D’origine suisse, l’oeuvre unique et troublante de Johann Heinrich Füssli est à découvrir sans attendre dans une exposition mêlant onirisme, sublime et étrange au musée du Jacquemart-André du 16 septembre 2022 au 23 janvier 2023 !
Portrait d’un pasteur et peintre autodidacte fasciné par Shakespeare et la scène londonienne du XVIIIe siècle
Füssli n’a pas eu d’exposition dédiée en France depuis 1975. Le musée Jacquemart-André le met à nouveau à l’honneur cet automne au travers d’une exposition riche retraçant son parcours. Issu d’une famille d’artistes, Füssli devient dans un premier temps pasteur en 1761 avant d’emprunter une carrière artistique. Ses débuts londoniens remarqués sont encouragés par Joshua Reynolds, président de la Royal Academy. Il provoque la fascination et l’admiration de ses pairs et de jeunes artistes admirent sa manière de peindre. Celle-ci est en rupture avec le romantisme et le classicisme de l’époque. En effet, ce que Füssli aime, c’est choquer le public, introduire des thématiques étranges et mystiques éloignées des sujets classiques.
Épris de théâtre, en particulier de Shakespeare et de Marlowe, il se nourrit du jeu des acteurs et des mises en scènes dramatiques. Ainsi, ses tableaux sont chargés d’une force et d’une intensité émotionnelle puissantes. L’utilisation du clair-obscur vient sublimer ses toiles à la scénographie déjà singulière. Ses tableaux intitulés “Lady Macbeth somnambule“, daté de 1784, et “Hamlet et le spectre de son père“, 1793, illustrent son goût pour la mise en scène dramatique shakespearienne.
La femme, puissante et omniprésente chez Füssli
Parmi les nombreux thèmes choisis par le musée Jacquemart-André pour rendre hommage à Füssli, la femme est l’un des plus prégnant. En effet, nombre de ses tableaux mettent en scène une femme forte, imposante voire dominatrice. Cette fascination se voit notamment dans l’oeuvre “Déguisé en jardinier, Huon rencontre la sultane Almansaris“, 1804-1805, h/t, coll. particulière (au centre ci-dessus). Cette scène est tirée de l’épique saga Obéron, écrite par le poète allemand Christoph Martin Wieland en 1780. L’admiration qu’il avait pour les femmes se ressent également dans les magnifiques études présentes, réalisées à la plume ou au crayon graphite.

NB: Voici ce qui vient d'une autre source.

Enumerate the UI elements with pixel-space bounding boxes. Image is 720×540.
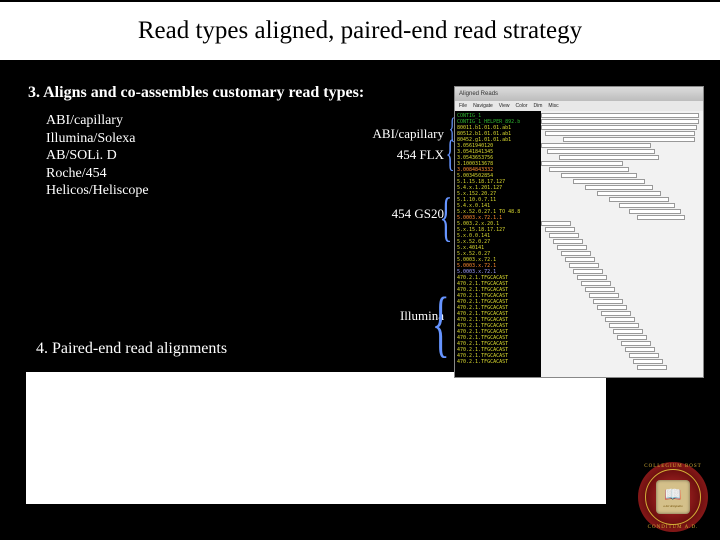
window-menubar: File Navigate View Color Dim Misc xyxy=(455,101,703,111)
point-3-block: 3. Aligns and co-assembles customary rea… xyxy=(28,84,368,200)
menu-item-color[interactable]: Color xyxy=(516,103,528,109)
alignment-read-bar xyxy=(549,233,579,238)
alignment-read-bar xyxy=(549,167,629,172)
read-type-list: ABI/capillary Illumina/Solexa AB/SOLi. D… xyxy=(46,112,368,200)
alignment-read-bar xyxy=(541,221,571,226)
alignment-read-bar xyxy=(585,287,615,292)
alignment-read-bar xyxy=(547,149,655,154)
alignment-read-bar xyxy=(559,155,659,160)
alignment-read-bar xyxy=(585,185,653,190)
alignment-read-bar xyxy=(561,251,591,256)
alignment-read-bar xyxy=(561,173,637,178)
alignment-viewer-window: Aligned Reads File Navigate View Color D… xyxy=(454,86,704,378)
alignment-read-bar xyxy=(609,323,639,328)
alignment-read-bar xyxy=(563,137,695,142)
alignment-read-bar xyxy=(637,215,685,220)
alignment-read-bar xyxy=(637,365,667,370)
alignment-read-bar xyxy=(541,143,651,148)
read-type-item: Roche/454 xyxy=(46,165,368,183)
alignment-read-bar xyxy=(601,311,631,316)
alignment-read-bar xyxy=(609,197,669,202)
alignment-read-bar xyxy=(581,281,611,286)
alignment-read-bar xyxy=(565,257,595,262)
alignment-read-bar xyxy=(629,209,681,214)
alignment-read-bar xyxy=(541,113,699,118)
point-3-heading: 3. Aligns and co-assembles customary rea… xyxy=(28,84,368,102)
window-title: Aligned Reads xyxy=(459,91,498,97)
alignment-read-bar xyxy=(625,347,655,352)
alignment-read-bar xyxy=(597,305,627,310)
point-4-heading: 4. Paired-end read alignments xyxy=(36,340,227,358)
read-type-item: Illumina/Solexa xyxy=(46,130,368,148)
alignment-read-bar xyxy=(557,245,587,250)
alignment-read-bar xyxy=(613,329,643,334)
alignment-read-bar xyxy=(545,131,695,136)
alignment-read-bar xyxy=(617,335,647,340)
track-label-illumina: Illumina xyxy=(334,308,444,324)
alignment-read-bar xyxy=(633,359,663,364)
alignment-read-bar xyxy=(553,239,583,244)
seal-motto: a dei designatio xyxy=(663,504,682,508)
alignment-read-bar xyxy=(605,317,635,322)
menu-item-view[interactable]: View xyxy=(499,103,510,109)
read-type-item: Helicos/Heliscope xyxy=(46,182,368,200)
alignment-read-bar xyxy=(541,119,699,124)
track-label-abi: ABI/capillary xyxy=(334,126,444,142)
alignment-read-bar xyxy=(541,125,697,130)
alignment-read-bar xyxy=(545,227,575,232)
alignment-read-bar xyxy=(593,299,623,304)
alignment-read-bar xyxy=(569,263,599,268)
alignment-read-bar xyxy=(573,179,645,184)
alignment-read-bar xyxy=(621,341,651,346)
menu-item-misc[interactable]: Misc xyxy=(548,103,558,109)
viewer-content: CONTIG_1CONTIG_1_HELPER_892.b80011.b1.01… xyxy=(455,111,703,377)
alignment-read-bar xyxy=(577,275,607,280)
alignment-read-bar xyxy=(541,161,623,166)
book-icon: 📖 xyxy=(664,487,681,504)
track-label-454flx: 454 FLX xyxy=(334,147,444,163)
seal-top-text: COLLEGIUM BOST xyxy=(644,464,701,469)
seal-outer-ring: COLLEGIUM BOST 📖 a dei designatio CONDIT… xyxy=(638,462,708,532)
alignment-read-bar xyxy=(629,353,659,358)
slide: Read types aligned, paired-end read stra… xyxy=(0,0,720,540)
seal-bottom-text: CONDITUM A.D. xyxy=(648,525,699,530)
sequence-id-line: 470.2.1.TFGCACAST xyxy=(457,359,541,365)
university-seal: COLLEGIUM BOST 📖 a dei designatio CONDIT… xyxy=(638,462,708,532)
menu-item-file[interactable]: File xyxy=(459,103,467,109)
alignment-read-bar xyxy=(573,269,603,274)
alignment-read-bar xyxy=(619,203,675,208)
brace-icon: { xyxy=(440,186,453,248)
alignment-read-bar xyxy=(589,293,619,298)
menu-item-dim[interactable]: Dim xyxy=(534,103,543,109)
alignment-read-bar xyxy=(597,191,661,196)
title-band: Read types aligned, paired-end read stra… xyxy=(0,2,720,60)
window-titlebar: Aligned Reads xyxy=(455,87,703,101)
read-type-item: AB/SOLi. D xyxy=(46,147,368,165)
placeholder-box xyxy=(26,372,606,504)
read-type-item: ABI/capillary xyxy=(46,112,368,130)
slide-title: Read types aligned, paired-end read stra… xyxy=(138,17,582,45)
sequence-id-panel: CONTIG_1CONTIG_1_HELPER_892.b80011.b1.01… xyxy=(455,111,541,377)
menu-item-navigate[interactable]: Navigate xyxy=(473,103,493,109)
seal-shield: 📖 a dei designatio xyxy=(656,480,690,514)
track-label-454gs20: 454 GS20 xyxy=(334,206,444,222)
brace-icon: { xyxy=(432,282,450,367)
alignment-panel xyxy=(541,111,703,377)
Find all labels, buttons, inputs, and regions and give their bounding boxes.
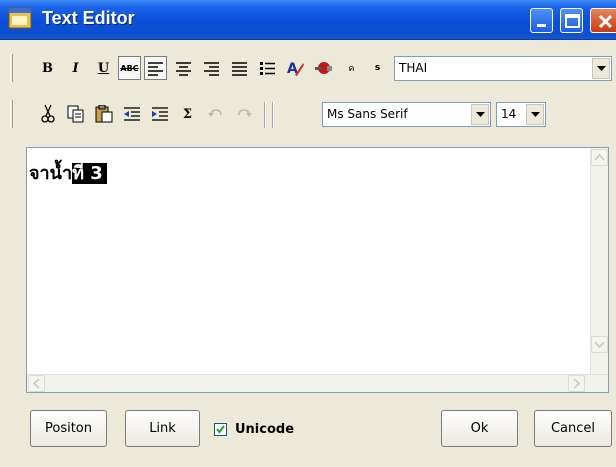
scissors-icon	[40, 104, 55, 123]
scroll-up-button[interactable]	[591, 149, 608, 166]
copy-icon	[67, 105, 83, 123]
italic-button[interactable]: I	[64, 56, 87, 80]
toolbar-grip[interactable]	[10, 54, 13, 82]
bold-button[interactable]: B	[36, 56, 59, 80]
justify-icon	[232, 61, 247, 76]
chevron-down-icon	[594, 341, 605, 349]
align-right-button[interactable]	[200, 56, 223, 80]
highlight-button[interactable]	[312, 56, 335, 80]
bold-icon: B	[42, 60, 53, 76]
paste-icon	[95, 105, 112, 123]
edit-toolbar: Σ Ms Sans Serif 14	[6, 94, 612, 134]
font-size-value: 14	[501, 107, 517, 121]
scroll-left-button[interactable]	[28, 375, 45, 392]
charset-select[interactable]: THAI	[394, 56, 612, 81]
scroll-right-button[interactable]	[568, 375, 585, 392]
align-center-icon	[176, 61, 191, 76]
editor-text-plain: จาน	[29, 163, 73, 184]
redo-icon	[237, 109, 252, 117]
subscript-button[interactable]: s	[366, 56, 389, 80]
font-size-select[interactable]: 14	[496, 102, 546, 127]
close-button[interactable]	[590, 8, 616, 33]
editor-text-selection: ้ำที่ 3	[72, 163, 107, 184]
outdent-icon	[123, 107, 140, 121]
justify-button[interactable]	[228, 56, 251, 80]
link-button[interactable]: Link	[125, 410, 200, 447]
unicode-checkbox[interactable]: Unicode	[214, 421, 294, 437]
horizontal-scrollbar[interactable]	[27, 374, 608, 392]
align-right-icon	[204, 61, 219, 76]
checkmark-icon	[216, 424, 225, 434]
maximize-button[interactable]	[560, 8, 583, 33]
bullet-list-button[interactable]	[256, 56, 279, 80]
vertical-scrollbar[interactable]	[590, 148, 608, 374]
font-name-value: Ms Sans Serif	[327, 107, 408, 121]
superscript-icon: ค	[348, 64, 355, 74]
toolbar-separator	[272, 102, 274, 128]
unicode-label: Unicode	[235, 421, 295, 437]
underline-button[interactable]: U	[92, 56, 115, 80]
toolbar-separator	[264, 102, 266, 128]
window-title: Text Editor	[42, 8, 135, 28]
chevron-right-icon	[573, 378, 581, 389]
align-center-button[interactable]	[172, 56, 195, 80]
subscript-icon: s	[374, 63, 381, 73]
increase-indent-button[interactable]	[148, 102, 171, 126]
align-left-button[interactable]	[144, 56, 167, 80]
decrease-indent-button[interactable]	[120, 102, 143, 126]
chevron-up-icon	[594, 153, 605, 161]
bullet-list-icon	[260, 61, 275, 75]
chevron-down-icon[interactable]	[592, 58, 610, 79]
chevron-down-icon[interactable]	[471, 104, 489, 125]
cancel-button[interactable]: Cancel	[534, 410, 612, 447]
sigma-icon: Σ	[182, 106, 193, 122]
minimize-button[interactable]	[530, 8, 553, 33]
cut-button[interactable]	[36, 102, 59, 126]
chevron-down-icon[interactable]	[526, 104, 544, 125]
copy-button[interactable]	[64, 102, 87, 126]
align-left-icon	[148, 61, 163, 76]
toolbar-grip[interactable]	[10, 100, 13, 128]
ok-button[interactable]: Ok	[441, 410, 518, 447]
text-editor-area[interactable]: จาน้ำที่ 3	[26, 147, 609, 393]
symbol-button[interactable]: Σ	[176, 102, 199, 126]
unicode-checkbox-box[interactable]	[214, 422, 227, 436]
underline-icon: U	[97, 60, 110, 76]
italic-icon: I	[72, 60, 79, 76]
font-color-button[interactable]: A	[284, 56, 307, 80]
title-bar[interactable]: Text Editor	[0, 0, 616, 40]
font-color-icon: A	[287, 61, 304, 77]
scroll-down-button[interactable]	[591, 336, 608, 353]
undo-button[interactable]	[204, 102, 227, 126]
formatting-toolbar: B I U ABC A ค s THAI	[6, 48, 612, 88]
text-editor-app-icon	[8, 7, 32, 29]
redo-button[interactable]	[232, 102, 255, 126]
strikethrough-icon: ABC	[120, 63, 139, 73]
undo-icon	[207, 109, 222, 117]
chevron-left-icon	[32, 378, 40, 389]
editor-text[interactable]: จาน้ำที่ 3	[29, 158, 107, 187]
highlight-icon	[315, 62, 332, 74]
position-button[interactable]: Positon	[30, 410, 107, 447]
indent-icon	[151, 107, 168, 121]
strikethrough-button[interactable]: ABC	[118, 56, 141, 80]
font-name-select[interactable]: Ms Sans Serif	[322, 102, 491, 127]
charset-value: THAI	[399, 61, 428, 75]
paste-button[interactable]	[92, 102, 115, 126]
superscript-button[interactable]: ค	[340, 56, 363, 80]
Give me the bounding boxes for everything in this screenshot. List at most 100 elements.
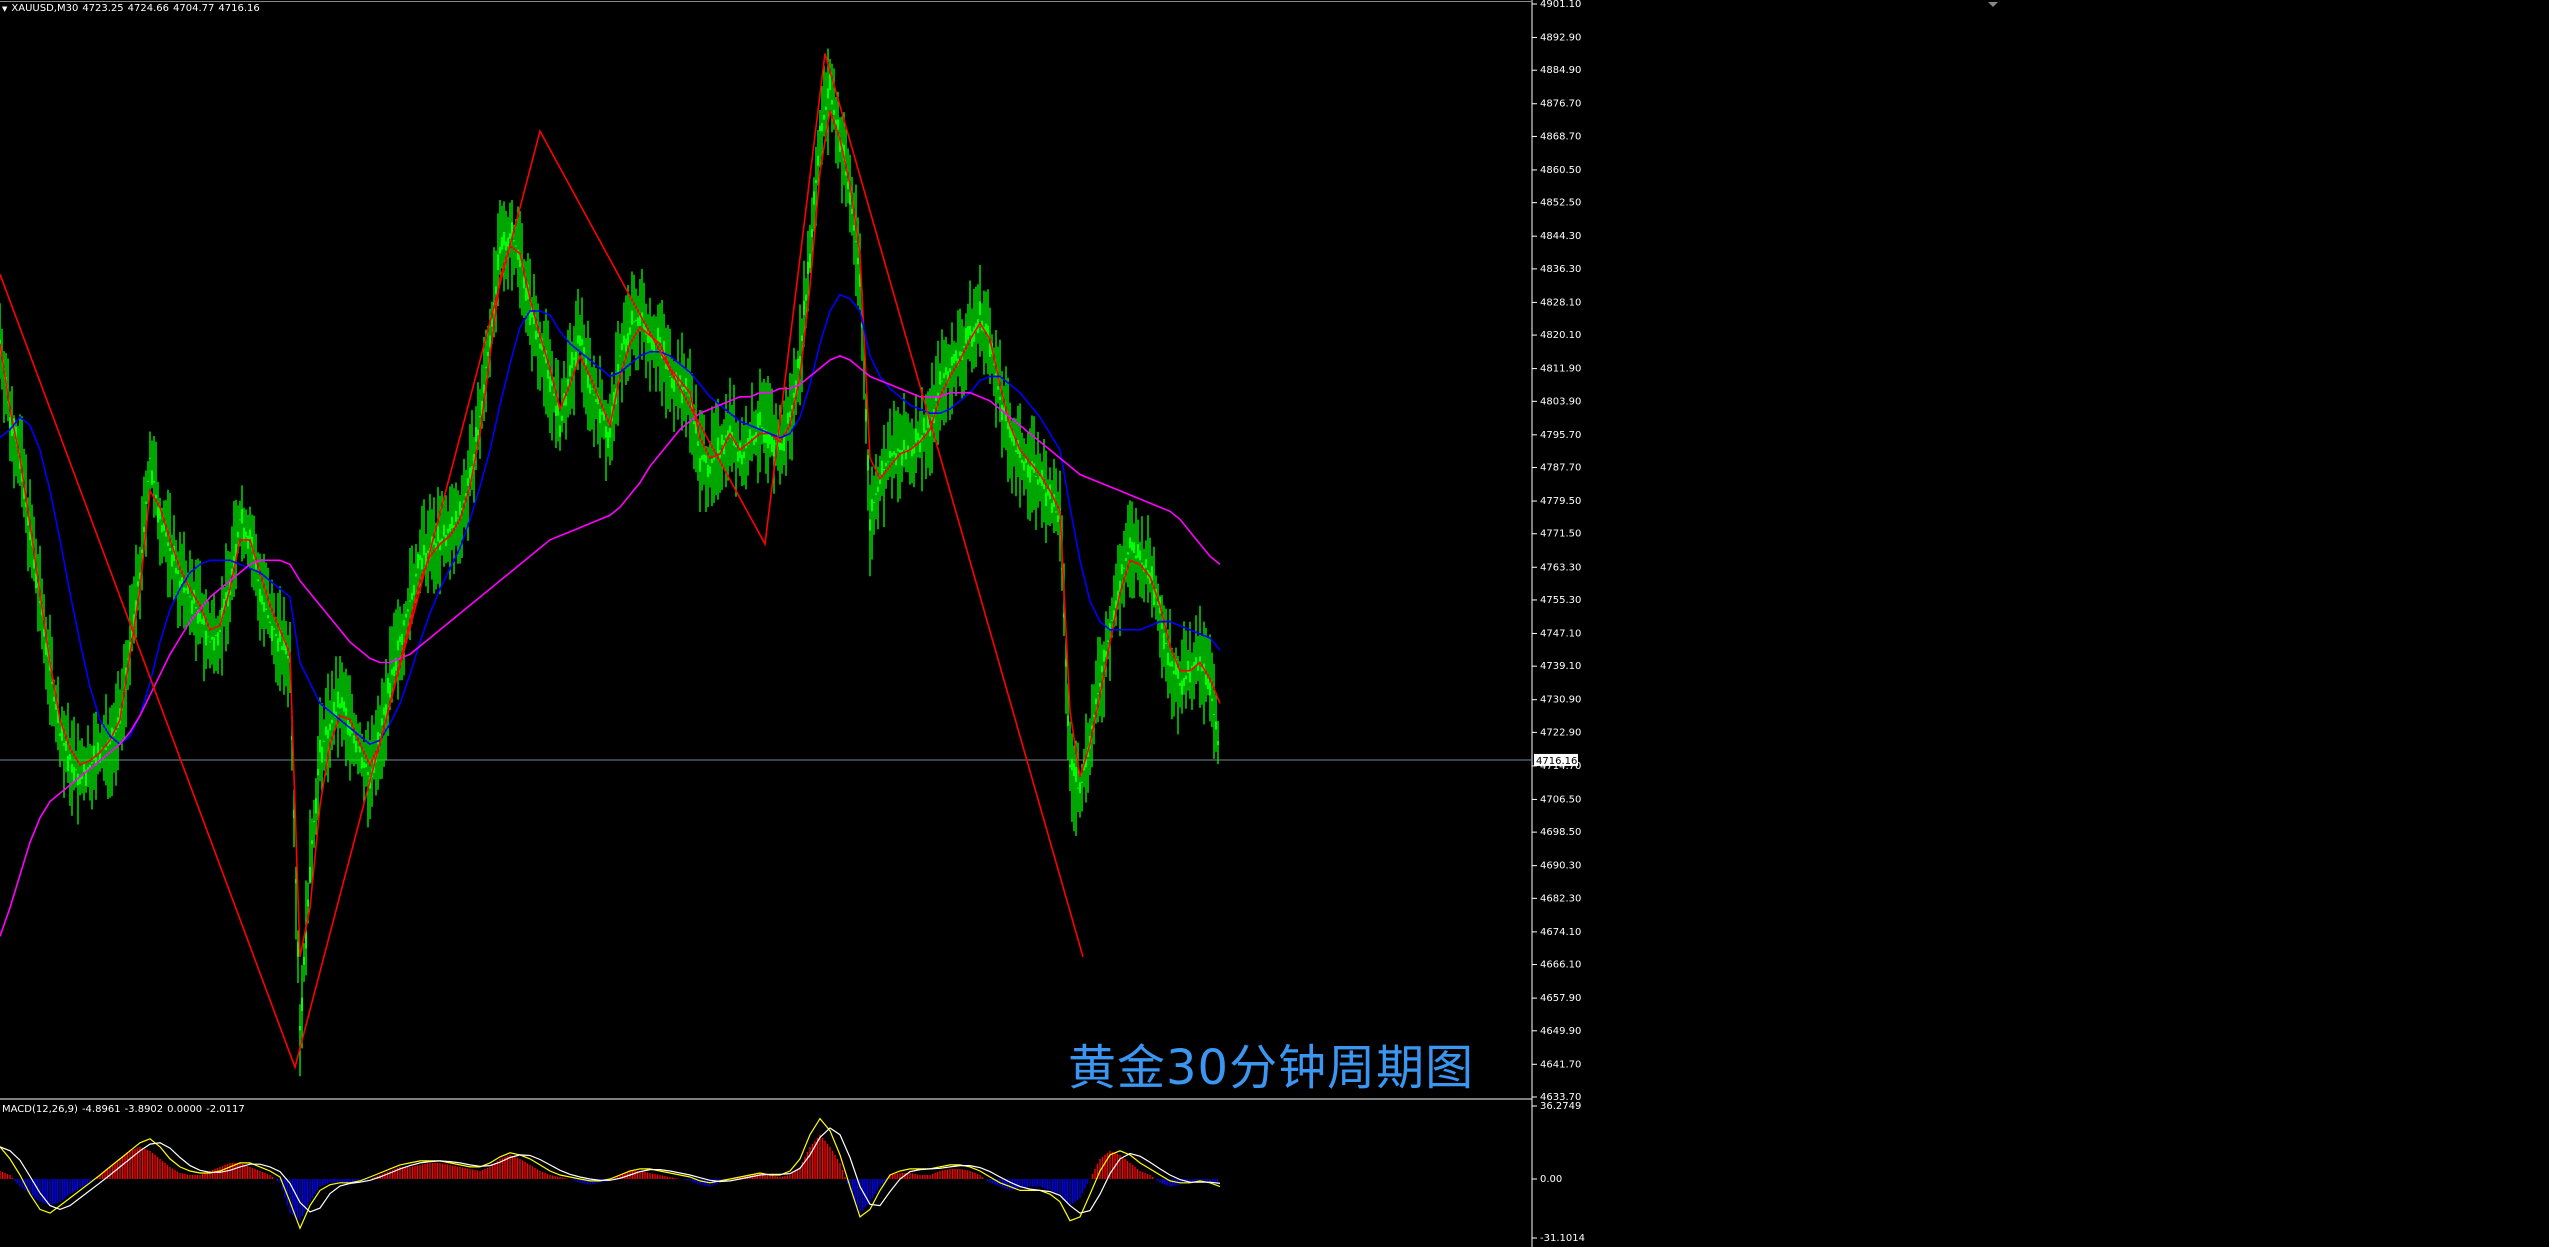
- candle-body: [537, 333, 539, 338]
- candle-body: [751, 436, 753, 439]
- candle-body: [617, 364, 619, 373]
- candle-body: [1051, 503, 1053, 513]
- candle-body: [149, 457, 151, 459]
- candle-body: [787, 412, 789, 424]
- candle-body: [823, 114, 825, 120]
- candle-body: [89, 764, 91, 768]
- candle-body: [827, 88, 829, 99]
- price-tick-label: 4771.50: [1540, 529, 1581, 540]
- candle-body: [1161, 623, 1163, 630]
- candle-body: [963, 345, 965, 348]
- candle-body: [941, 380, 943, 382]
- candle-body: [207, 636, 209, 638]
- candle-body: [1129, 537, 1131, 549]
- candle-body: [817, 155, 819, 166]
- candle-body: [741, 454, 743, 465]
- candle-body: [939, 371, 941, 385]
- candle-body: [345, 707, 347, 716]
- candle-body: [601, 411, 603, 415]
- candle-body: [853, 225, 855, 231]
- candle-body: [825, 106, 827, 110]
- candle-body: [249, 529, 251, 540]
- candle-body: [171, 554, 173, 567]
- candle-body: [1073, 763, 1075, 777]
- candle-body: [865, 408, 867, 422]
- candle-body: [175, 567, 177, 574]
- candle-body: [759, 411, 761, 426]
- candle-body: [709, 466, 711, 474]
- candle-body: [337, 691, 339, 708]
- candle-body: [917, 432, 919, 441]
- candle-body: [443, 524, 445, 537]
- candle-body: [313, 821, 315, 823]
- candle-body: [257, 579, 259, 582]
- candle-body: [951, 356, 953, 366]
- candle-body: [1103, 649, 1105, 662]
- candle-body: [1183, 678, 1185, 687]
- chart-caption: 黄金30分钟周期图: [1068, 1040, 1475, 1096]
- candle-body: [803, 300, 805, 316]
- candle-body: [365, 763, 367, 768]
- candle-body: [497, 254, 499, 271]
- candle-body: [245, 531, 247, 538]
- candle-body: [673, 379, 675, 392]
- candle-body: [217, 632, 219, 646]
- candle-body: [1189, 670, 1191, 683]
- candle-body: [561, 415, 563, 421]
- price-tick-label: 4876.70: [1540, 99, 1581, 110]
- candle-body: [1171, 661, 1173, 667]
- candle-body: [621, 343, 623, 351]
- ohlc-open: 4723.25: [82, 3, 124, 14]
- candle-body: [711, 459, 713, 464]
- candle-body: [1145, 559, 1147, 568]
- price-tick-label: 4747.10: [1540, 628, 1581, 639]
- candle-body: [357, 746, 359, 748]
- candle-body: [63, 743, 65, 746]
- candle-body: [1093, 714, 1095, 717]
- candle-body: [147, 481, 149, 483]
- price-tick-label: 4795.70: [1540, 430, 1581, 441]
- candle-body: [847, 181, 849, 190]
- candle-body: [1069, 764, 1071, 768]
- candle-body: [169, 548, 171, 551]
- price-tick-label: 4884.90: [1540, 65, 1581, 76]
- candle-body: [851, 208, 853, 214]
- candle-body: [349, 723, 351, 737]
- candle-body: [831, 100, 833, 105]
- candle-body: [91, 762, 93, 764]
- price-tick-label: 4706.50: [1540, 794, 1581, 805]
- candle-body: [321, 746, 323, 763]
- candle-body: [1121, 564, 1123, 575]
- dropdown-triangle-icon[interactable]: ▼: [2, 5, 7, 13]
- candle-body: [553, 393, 555, 396]
- candle-body: [437, 526, 439, 542]
- candle-body: [1037, 479, 1039, 485]
- candle-body: [593, 394, 595, 396]
- candle-body: [767, 431, 769, 449]
- candle-body: [687, 394, 689, 396]
- price-tick-label: 4641.70: [1540, 1059, 1581, 1070]
- candle-body: [749, 429, 751, 442]
- macd-value-4: -2.0117: [206, 1104, 245, 1115]
- candle-body: [779, 442, 781, 450]
- candle-body: [903, 439, 905, 450]
- candle-body: [287, 656, 289, 659]
- price-tick-label: 4649.90: [1540, 1026, 1581, 1037]
- candle-body: [897, 448, 899, 452]
- candle-body: [195, 606, 197, 609]
- candle-body: [1131, 541, 1133, 551]
- candle-body: [1179, 682, 1181, 687]
- candle-body: [1029, 466, 1031, 483]
- candle-body: [697, 441, 699, 446]
- candle-body: [915, 428, 917, 443]
- candle-body: [535, 330, 537, 340]
- candle-body: [53, 696, 55, 702]
- price-tick-label: 4722.90: [1540, 727, 1581, 738]
- candle-body: [887, 461, 889, 463]
- candle-body: [319, 739, 321, 753]
- candle-body: [267, 615, 269, 619]
- candle-body: [999, 396, 1001, 400]
- candle-body: [341, 697, 343, 708]
- macd-tick-label: -31.1014: [1540, 1233, 1585, 1244]
- candle-body: [447, 528, 449, 534]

Füssli et le musée Jacquemart André : une exposition fantastiquement onirique
Les rêves sont l’une des régions les moins explorées de l’art
Füssli
Aphorisme 231
En vous rendant à cette exposition, vous allez attendre impatiemment le moment où vous verrez enfin le fameux “Cauchemar“ de vos propres yeux. Ce tableau fut réalisé en plusieurs exemplaires de formats différents. Il est accompagné à la fin de la visite d’un florilège d’autres oeuvres fantastiques. L’importance de cette oeuvre est liée au fait qu’elle marque la consécration de l’artiste. En effet, cette pièce, qu’il expose à l’Académie, est sans précédent. Inspirante, répugnante, fantastique, elle choque le public par son originalité. C’est certain, la version originale, de petit format, est incroyablement percutante. L’ambiance est inquiétante et les yeux jaunes et brillants des personnages surnaturels créent un ensemble puissamment hypnotique.
Le musée Jacquemart André signe ici une exposition détonnante qui ne manquera pas d’étonner ses visiteurs. La disposition des espaces quelque peu exigus est toujours délicate. En effet, le fait de revenir en arrière pour réaliser l’ensemble de la visite peut être difficile lors de fortes affluences. Un détail qui n’empêche pas de profiter pleinement des oeuvres lorsqu’on s’arme de patience. Ce musée nous a habitué à de magnifiques expositions (Botticelli et Turner par exemple) au fil des années et celle-ci en fait partie. Je ne peux que vous conseiller de vous y rendre et de vous offrir soit le catalogue d’exposition, soit l’un des excellents hors-série de Beaux-Arts magazine ou Connaissance des Arts pour prolonger votre immersion à la maison.